There are a couple I-can’t-believe-I’m-seeing-that-on-stage tricks (think Wicked when Elphie flies) that aren’t done just for the sake of the trick. They really do unfold the story even further. Seeing Wednesday torture Pugsley by drawing during a song called “Pulled” is one of the early clues that any stage trickery you see has a point. Watching Uncle Fester dance with the moon (who he has fallen in love with) was hilariously funny and endearing. And the squid. Well, I’ll leave the squid to both your curiosity and imagination.

Take that NYC! We got yo’ fancy tricks covered!

And we got yo’ actors too. Bebe Neuwirth and Nathan Lane are headlining the cast. They’re stellar, duh, but it wasn’t until their main tango/flamenco number that you really see both of them shine. I’d honestly watch Bebe Neuwirth kick a tin can down an alley because really, she’d be so über graceful and slinky while she did it, how could you not want to see her move? They received two rounds of applause at the end of the scene during which she was in a deep bend forward, toes pointed (there must be some dance term for such things, but I don’t know it), thigh-high boots screaming with sex appeal, pale white skin peeking out from her neckline that plunged “down to Venezuela” and holding headless rose stem in her mouth.

I nearly had wood folks.

The remainder of the cast is equally as stellar, with an Uncle Fester singing about things you’d never expect Fester to sing about (remember what I said earlier?) and two dinner guests who find themselves (and more) in the Addams Manor. Carolee Carmello, who plays Alice Beineke, has the biggest transformation of the show and let me tell you, when she growls it out during the song called “Waiting” near the end of the first act, my jaw was on the floor. Her husband, Mal Beineke (Terrence Mann) also gets the chance to let it all out after an encounter with the squid. Damn, I wasn’t going to bring up the squid again. Oh well, sue me.

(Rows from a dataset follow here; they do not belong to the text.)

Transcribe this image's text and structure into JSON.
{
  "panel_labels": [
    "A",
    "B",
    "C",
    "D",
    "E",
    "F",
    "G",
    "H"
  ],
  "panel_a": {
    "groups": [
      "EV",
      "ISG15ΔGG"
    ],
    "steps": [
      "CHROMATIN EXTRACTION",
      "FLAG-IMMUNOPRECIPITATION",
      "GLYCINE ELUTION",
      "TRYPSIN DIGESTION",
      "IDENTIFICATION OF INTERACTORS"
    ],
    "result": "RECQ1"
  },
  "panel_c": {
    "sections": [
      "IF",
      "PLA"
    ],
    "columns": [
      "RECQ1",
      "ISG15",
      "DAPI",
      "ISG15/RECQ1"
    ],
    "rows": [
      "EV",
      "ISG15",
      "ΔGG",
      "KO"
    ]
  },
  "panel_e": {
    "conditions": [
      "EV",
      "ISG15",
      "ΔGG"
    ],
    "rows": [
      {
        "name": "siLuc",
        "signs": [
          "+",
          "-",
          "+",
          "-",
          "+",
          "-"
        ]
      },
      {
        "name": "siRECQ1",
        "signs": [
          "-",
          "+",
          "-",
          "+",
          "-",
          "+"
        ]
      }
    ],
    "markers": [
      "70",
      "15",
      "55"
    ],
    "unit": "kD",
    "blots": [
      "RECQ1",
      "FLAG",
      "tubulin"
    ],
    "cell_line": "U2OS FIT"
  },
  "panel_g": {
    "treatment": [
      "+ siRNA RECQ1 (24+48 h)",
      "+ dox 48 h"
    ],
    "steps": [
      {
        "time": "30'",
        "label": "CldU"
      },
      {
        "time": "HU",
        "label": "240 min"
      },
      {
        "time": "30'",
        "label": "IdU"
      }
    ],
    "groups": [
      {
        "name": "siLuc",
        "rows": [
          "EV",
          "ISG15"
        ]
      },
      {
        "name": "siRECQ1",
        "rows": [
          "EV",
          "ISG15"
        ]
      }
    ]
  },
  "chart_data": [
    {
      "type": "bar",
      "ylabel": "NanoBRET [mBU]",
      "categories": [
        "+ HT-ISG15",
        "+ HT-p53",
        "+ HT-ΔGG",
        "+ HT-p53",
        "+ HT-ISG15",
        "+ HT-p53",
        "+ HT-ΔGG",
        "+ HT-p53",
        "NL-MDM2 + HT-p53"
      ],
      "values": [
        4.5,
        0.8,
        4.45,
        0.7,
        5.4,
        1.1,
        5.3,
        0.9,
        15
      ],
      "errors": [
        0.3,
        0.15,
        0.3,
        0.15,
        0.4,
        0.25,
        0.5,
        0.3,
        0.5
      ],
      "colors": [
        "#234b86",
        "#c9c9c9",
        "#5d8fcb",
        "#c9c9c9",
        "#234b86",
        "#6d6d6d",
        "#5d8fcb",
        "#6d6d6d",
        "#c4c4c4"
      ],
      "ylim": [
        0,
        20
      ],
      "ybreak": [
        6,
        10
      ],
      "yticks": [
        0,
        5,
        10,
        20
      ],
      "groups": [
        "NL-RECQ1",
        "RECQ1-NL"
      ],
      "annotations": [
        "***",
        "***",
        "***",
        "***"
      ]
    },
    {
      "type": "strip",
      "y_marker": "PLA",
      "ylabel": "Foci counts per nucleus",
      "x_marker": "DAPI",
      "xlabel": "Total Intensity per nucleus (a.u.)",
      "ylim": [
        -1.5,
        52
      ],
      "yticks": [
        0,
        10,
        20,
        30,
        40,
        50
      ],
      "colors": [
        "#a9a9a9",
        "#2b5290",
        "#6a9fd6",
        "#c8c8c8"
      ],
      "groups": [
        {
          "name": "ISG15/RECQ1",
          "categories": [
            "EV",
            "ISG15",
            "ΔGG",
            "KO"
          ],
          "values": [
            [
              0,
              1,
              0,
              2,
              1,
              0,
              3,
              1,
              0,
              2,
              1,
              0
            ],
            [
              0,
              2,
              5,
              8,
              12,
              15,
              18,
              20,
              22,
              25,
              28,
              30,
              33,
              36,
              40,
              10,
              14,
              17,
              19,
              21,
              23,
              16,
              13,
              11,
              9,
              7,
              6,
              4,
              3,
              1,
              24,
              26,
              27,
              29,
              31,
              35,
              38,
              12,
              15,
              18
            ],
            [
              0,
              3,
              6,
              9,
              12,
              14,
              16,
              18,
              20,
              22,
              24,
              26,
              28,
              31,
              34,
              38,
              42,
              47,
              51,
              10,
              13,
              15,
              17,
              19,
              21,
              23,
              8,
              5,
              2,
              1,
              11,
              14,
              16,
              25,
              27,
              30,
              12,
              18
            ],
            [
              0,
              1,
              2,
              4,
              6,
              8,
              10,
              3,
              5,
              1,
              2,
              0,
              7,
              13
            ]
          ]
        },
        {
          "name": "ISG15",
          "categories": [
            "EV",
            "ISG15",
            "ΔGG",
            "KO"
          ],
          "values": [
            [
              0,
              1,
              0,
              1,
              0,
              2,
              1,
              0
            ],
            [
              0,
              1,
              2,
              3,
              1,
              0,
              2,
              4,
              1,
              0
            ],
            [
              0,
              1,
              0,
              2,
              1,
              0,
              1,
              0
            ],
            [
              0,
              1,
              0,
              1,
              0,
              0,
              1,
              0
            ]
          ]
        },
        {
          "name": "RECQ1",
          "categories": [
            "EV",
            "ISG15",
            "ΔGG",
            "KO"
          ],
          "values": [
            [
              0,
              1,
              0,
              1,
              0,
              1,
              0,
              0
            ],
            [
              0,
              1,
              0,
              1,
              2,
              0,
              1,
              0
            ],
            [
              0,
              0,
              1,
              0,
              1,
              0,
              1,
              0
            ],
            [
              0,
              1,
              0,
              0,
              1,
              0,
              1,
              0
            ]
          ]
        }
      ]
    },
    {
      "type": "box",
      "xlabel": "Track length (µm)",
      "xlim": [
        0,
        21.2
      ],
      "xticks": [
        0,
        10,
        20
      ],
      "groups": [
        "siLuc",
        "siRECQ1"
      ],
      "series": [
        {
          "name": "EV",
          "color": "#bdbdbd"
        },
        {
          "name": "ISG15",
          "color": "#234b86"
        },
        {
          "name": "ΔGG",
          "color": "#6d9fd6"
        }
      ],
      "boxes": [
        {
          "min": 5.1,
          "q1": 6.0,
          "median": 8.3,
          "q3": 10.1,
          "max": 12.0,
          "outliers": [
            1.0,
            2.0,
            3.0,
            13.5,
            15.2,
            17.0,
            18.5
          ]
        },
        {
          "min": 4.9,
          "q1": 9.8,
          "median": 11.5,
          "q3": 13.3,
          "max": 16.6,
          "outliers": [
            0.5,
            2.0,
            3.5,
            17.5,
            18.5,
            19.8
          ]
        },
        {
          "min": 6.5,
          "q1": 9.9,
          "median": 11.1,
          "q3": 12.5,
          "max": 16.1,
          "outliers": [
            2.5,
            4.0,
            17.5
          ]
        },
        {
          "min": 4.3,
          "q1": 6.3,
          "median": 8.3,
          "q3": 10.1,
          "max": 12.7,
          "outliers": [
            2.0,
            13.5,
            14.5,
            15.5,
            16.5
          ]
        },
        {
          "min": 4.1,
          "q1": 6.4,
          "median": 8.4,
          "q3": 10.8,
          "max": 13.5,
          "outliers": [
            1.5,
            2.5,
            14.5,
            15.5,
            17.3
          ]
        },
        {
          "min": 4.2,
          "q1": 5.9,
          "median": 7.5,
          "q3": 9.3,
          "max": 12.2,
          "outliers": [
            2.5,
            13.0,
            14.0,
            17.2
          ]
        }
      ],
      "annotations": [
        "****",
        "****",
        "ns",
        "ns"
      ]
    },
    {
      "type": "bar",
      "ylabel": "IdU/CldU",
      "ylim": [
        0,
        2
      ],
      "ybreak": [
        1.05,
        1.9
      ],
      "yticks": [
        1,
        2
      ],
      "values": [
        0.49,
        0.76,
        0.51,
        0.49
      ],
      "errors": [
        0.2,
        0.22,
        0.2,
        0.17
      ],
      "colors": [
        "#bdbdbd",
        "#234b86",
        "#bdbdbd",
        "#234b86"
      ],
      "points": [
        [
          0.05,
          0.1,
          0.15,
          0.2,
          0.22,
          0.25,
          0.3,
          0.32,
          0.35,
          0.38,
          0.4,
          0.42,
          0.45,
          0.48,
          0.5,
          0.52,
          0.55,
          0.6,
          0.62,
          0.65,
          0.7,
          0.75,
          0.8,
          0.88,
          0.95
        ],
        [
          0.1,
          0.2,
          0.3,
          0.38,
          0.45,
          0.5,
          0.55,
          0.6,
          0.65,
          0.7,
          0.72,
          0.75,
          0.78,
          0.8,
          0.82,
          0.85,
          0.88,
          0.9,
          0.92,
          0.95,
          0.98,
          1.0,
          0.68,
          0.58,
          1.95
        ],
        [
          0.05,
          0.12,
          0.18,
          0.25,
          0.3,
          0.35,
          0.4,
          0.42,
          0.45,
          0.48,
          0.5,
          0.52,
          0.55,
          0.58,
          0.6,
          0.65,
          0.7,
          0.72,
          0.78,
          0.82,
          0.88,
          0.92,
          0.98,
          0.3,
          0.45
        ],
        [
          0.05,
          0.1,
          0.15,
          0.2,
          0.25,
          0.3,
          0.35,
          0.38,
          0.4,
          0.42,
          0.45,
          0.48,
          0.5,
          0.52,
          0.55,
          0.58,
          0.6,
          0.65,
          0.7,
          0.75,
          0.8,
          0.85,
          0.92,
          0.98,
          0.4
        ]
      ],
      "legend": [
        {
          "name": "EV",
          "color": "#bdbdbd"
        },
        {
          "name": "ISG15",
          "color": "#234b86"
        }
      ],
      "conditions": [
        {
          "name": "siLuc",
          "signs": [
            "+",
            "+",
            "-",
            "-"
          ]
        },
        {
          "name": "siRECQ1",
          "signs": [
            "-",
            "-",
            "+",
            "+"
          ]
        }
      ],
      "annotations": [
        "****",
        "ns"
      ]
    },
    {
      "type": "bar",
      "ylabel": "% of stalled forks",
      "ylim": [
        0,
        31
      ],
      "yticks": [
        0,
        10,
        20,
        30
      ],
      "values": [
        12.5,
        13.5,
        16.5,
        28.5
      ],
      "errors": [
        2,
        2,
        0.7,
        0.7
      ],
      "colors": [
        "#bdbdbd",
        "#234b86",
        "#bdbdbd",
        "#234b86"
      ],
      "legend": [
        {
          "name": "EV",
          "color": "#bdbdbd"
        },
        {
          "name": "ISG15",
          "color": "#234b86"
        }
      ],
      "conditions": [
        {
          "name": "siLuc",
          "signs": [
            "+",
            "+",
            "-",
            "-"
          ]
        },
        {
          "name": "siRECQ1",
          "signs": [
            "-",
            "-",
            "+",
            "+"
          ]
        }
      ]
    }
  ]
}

But Andrew Lippa. Oh Andrew Lippa. Do you ever write a bad turn of phrase? Do you ever misplace a note on the page? I think not. I have to admit, I fell for Andrew Lippa’s style hook, line, and sinker when I saw a mounting of Asphalt Beach as part of the American Music Theatre Project at Northwestern. Much to my extreme sadness, the show never made it past that venue (that I know of) and I’m still Desperately Seeking the Soundtrack or ANY recordings of it.

His book and music are genius. Above the stage design, above the voices, and above the headliners, the book and music in The Addams Family are the real stars. I described the music as lush earlier, and I honestly can’t think of a better adjective. Hats off to the musicians who performed the work, a mini-orchestra who delivered the kind of sound you’d expect in the old MGM masterpieces. AND the show started with an overture of the delights to come. So few shows do that these days. I think it gets lost on the audience.

I’ll say it again, if you don’t have tickets, you’re gonna miss it, and that’d be bad. Will I travel to NYC to see it? Natch. But I love that I could support yet another great opening here in Chitown. If you’re a local yokel, I hope you see it too. And lemme know what you think.